Roy Sanderson cleared up the mystery of the sudden appearance of two Mandarins, one of which was still regrowing its wing feathers and unable to fly. Mandarins sometimes spend time out of the water, he told me. So this pair has probably been lurking unseen in the shrubbery.
He also thinks that the five recently arrived Gadwall may have come from Regent's Park, not Buckingham Palace Gardens. There is sometimes a breeding pair of Gadwall in the palace gardens, but not this year. There are only an estimated 790 breeding pairs of Gadwall in Britain, and most of the ones you see are winter visitors. That is, by the way, more than the number of Common Pochard, which are constantly seen in the park.
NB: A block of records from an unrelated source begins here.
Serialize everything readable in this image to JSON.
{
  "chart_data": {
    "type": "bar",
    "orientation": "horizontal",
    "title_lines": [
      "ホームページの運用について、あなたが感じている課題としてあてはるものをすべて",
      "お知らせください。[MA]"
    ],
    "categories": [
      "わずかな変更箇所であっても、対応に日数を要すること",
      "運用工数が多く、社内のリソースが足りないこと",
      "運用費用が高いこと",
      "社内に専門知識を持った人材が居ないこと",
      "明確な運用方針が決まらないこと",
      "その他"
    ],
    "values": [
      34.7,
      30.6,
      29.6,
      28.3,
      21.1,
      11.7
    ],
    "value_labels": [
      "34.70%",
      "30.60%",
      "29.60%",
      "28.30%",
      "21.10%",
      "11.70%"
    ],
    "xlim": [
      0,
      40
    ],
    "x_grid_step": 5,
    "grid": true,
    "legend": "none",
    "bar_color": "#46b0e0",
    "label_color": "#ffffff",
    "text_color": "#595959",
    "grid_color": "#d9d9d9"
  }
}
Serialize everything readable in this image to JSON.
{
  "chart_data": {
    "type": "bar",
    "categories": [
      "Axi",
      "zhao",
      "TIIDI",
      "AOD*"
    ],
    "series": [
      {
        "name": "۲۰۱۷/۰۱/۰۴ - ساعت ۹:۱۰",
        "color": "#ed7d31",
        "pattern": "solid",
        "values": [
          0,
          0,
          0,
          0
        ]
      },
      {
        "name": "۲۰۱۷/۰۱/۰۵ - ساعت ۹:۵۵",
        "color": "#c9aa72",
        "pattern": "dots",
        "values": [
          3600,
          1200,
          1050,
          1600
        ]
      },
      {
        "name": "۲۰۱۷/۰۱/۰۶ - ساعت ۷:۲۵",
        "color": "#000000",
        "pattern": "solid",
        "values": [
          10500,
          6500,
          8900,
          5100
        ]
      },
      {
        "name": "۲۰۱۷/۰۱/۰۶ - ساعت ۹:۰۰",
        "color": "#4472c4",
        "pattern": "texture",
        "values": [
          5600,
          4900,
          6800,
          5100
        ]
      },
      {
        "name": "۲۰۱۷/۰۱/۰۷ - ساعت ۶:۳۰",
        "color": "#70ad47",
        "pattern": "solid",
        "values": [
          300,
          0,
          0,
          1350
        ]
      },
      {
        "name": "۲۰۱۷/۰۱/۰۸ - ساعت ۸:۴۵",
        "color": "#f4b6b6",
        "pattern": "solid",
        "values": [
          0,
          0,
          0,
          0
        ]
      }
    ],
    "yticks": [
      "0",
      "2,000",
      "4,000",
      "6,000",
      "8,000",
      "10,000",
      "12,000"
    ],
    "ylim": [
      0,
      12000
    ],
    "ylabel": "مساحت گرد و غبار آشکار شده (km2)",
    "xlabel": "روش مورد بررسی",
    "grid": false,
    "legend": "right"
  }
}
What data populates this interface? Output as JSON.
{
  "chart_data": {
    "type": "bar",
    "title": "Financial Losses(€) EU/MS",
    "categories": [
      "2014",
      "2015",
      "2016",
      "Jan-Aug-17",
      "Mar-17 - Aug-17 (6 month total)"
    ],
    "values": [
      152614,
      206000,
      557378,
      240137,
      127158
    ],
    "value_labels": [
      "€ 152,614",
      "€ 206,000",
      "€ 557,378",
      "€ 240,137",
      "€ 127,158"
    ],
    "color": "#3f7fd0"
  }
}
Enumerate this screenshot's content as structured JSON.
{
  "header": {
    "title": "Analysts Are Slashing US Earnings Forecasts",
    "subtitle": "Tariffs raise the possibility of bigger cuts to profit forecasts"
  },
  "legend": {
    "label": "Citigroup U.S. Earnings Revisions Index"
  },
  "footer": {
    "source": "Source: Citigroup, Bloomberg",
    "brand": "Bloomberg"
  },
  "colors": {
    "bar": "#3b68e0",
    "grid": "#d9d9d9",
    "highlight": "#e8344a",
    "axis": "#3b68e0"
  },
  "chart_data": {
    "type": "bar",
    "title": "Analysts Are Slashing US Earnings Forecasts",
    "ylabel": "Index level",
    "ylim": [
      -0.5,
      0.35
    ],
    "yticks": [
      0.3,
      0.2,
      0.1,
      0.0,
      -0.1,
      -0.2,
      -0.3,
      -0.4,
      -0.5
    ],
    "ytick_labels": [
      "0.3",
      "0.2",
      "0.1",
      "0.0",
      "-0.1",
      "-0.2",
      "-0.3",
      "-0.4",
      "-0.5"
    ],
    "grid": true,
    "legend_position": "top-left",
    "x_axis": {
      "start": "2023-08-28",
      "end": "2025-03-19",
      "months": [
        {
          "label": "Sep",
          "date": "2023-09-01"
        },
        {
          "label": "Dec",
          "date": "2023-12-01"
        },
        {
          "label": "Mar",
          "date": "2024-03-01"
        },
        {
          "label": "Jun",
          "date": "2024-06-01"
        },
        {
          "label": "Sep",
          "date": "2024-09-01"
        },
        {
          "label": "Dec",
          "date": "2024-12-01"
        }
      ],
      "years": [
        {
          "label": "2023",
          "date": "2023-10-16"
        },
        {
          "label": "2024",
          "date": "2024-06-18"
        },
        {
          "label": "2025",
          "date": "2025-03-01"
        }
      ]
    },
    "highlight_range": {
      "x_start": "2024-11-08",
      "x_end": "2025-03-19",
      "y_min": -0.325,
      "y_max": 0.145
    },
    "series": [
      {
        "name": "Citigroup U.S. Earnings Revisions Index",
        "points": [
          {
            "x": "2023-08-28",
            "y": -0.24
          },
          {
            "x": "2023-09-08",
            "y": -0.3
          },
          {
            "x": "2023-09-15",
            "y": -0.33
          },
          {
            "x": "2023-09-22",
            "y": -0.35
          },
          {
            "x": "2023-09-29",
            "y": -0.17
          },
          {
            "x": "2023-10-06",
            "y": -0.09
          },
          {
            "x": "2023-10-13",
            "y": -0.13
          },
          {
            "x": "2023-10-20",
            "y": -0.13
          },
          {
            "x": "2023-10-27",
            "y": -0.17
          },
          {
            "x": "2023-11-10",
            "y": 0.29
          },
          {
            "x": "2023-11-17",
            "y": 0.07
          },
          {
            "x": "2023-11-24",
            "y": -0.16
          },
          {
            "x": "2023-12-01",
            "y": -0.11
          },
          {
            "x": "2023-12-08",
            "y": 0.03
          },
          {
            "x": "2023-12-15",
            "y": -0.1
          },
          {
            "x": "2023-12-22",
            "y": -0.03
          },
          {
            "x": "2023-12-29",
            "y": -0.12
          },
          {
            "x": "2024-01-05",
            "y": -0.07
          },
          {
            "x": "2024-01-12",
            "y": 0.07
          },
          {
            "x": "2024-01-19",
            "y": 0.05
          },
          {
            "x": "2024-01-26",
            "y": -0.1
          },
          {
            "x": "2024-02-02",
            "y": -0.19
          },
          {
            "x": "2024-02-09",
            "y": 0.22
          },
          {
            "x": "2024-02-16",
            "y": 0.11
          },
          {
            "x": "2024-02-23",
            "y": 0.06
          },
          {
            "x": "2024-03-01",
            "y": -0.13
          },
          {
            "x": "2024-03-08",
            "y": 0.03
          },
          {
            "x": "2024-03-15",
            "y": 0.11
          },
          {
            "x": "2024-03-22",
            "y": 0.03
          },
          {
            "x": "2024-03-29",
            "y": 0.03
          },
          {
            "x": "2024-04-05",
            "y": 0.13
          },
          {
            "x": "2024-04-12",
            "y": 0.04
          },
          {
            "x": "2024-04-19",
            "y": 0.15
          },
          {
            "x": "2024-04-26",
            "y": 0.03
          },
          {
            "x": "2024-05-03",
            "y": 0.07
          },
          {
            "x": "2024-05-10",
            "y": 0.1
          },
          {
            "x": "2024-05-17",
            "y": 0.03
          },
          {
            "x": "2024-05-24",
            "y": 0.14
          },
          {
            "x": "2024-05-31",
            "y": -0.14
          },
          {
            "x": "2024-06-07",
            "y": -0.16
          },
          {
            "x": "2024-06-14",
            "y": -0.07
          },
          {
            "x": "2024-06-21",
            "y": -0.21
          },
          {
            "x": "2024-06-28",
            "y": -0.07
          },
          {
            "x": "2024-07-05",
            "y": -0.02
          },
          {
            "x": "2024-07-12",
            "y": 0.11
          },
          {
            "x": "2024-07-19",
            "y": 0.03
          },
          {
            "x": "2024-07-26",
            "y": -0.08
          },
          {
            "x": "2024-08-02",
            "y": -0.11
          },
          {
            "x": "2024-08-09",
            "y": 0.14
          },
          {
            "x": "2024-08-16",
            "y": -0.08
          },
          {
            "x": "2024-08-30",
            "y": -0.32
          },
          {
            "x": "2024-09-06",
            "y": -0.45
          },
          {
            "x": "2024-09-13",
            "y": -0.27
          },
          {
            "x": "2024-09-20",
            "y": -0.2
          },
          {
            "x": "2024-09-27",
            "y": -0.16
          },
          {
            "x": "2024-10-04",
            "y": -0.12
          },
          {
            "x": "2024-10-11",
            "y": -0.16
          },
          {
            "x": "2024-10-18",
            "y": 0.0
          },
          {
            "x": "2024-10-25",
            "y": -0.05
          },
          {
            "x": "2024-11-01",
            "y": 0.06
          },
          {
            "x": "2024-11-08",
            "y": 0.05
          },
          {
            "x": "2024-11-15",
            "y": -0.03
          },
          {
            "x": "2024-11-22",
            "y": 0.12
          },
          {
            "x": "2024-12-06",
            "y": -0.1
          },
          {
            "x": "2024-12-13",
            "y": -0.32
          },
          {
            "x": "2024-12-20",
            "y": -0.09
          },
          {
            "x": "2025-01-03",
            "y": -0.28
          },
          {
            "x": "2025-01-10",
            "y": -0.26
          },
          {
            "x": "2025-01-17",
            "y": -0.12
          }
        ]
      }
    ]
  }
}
The national count of breeding pairs for these in 2010 was 339 -- not common at all.
The number of Cormorants on the lake is holding steady at about 10. They fly in for a day's fishing and return to the river, and the cross-shaped outline and steady wingbeat of a Cormorant is a frequent sight in the London sky. Here one dives in the Long Water.
One of the young swans had contorted itself into a strange shape while preening in the gusty wind.
But the master contortionists are Great Crested Grebes, which get into every conceivable attitude. Their highly flexible neck, with 21 cervical vertebrae, allows them to turn their head through 520°, and I have seen a grebe turning its head round to the left to preen the right side of its neck.
Starlings are inordinately fond of potato chips. The Lido restaurant serves fish and chips, and the birds will make daring raids to grab them. When the Starlings are nesting on the other side of the lake, they will fly right across the water for a chip and bring it back to their nestlings.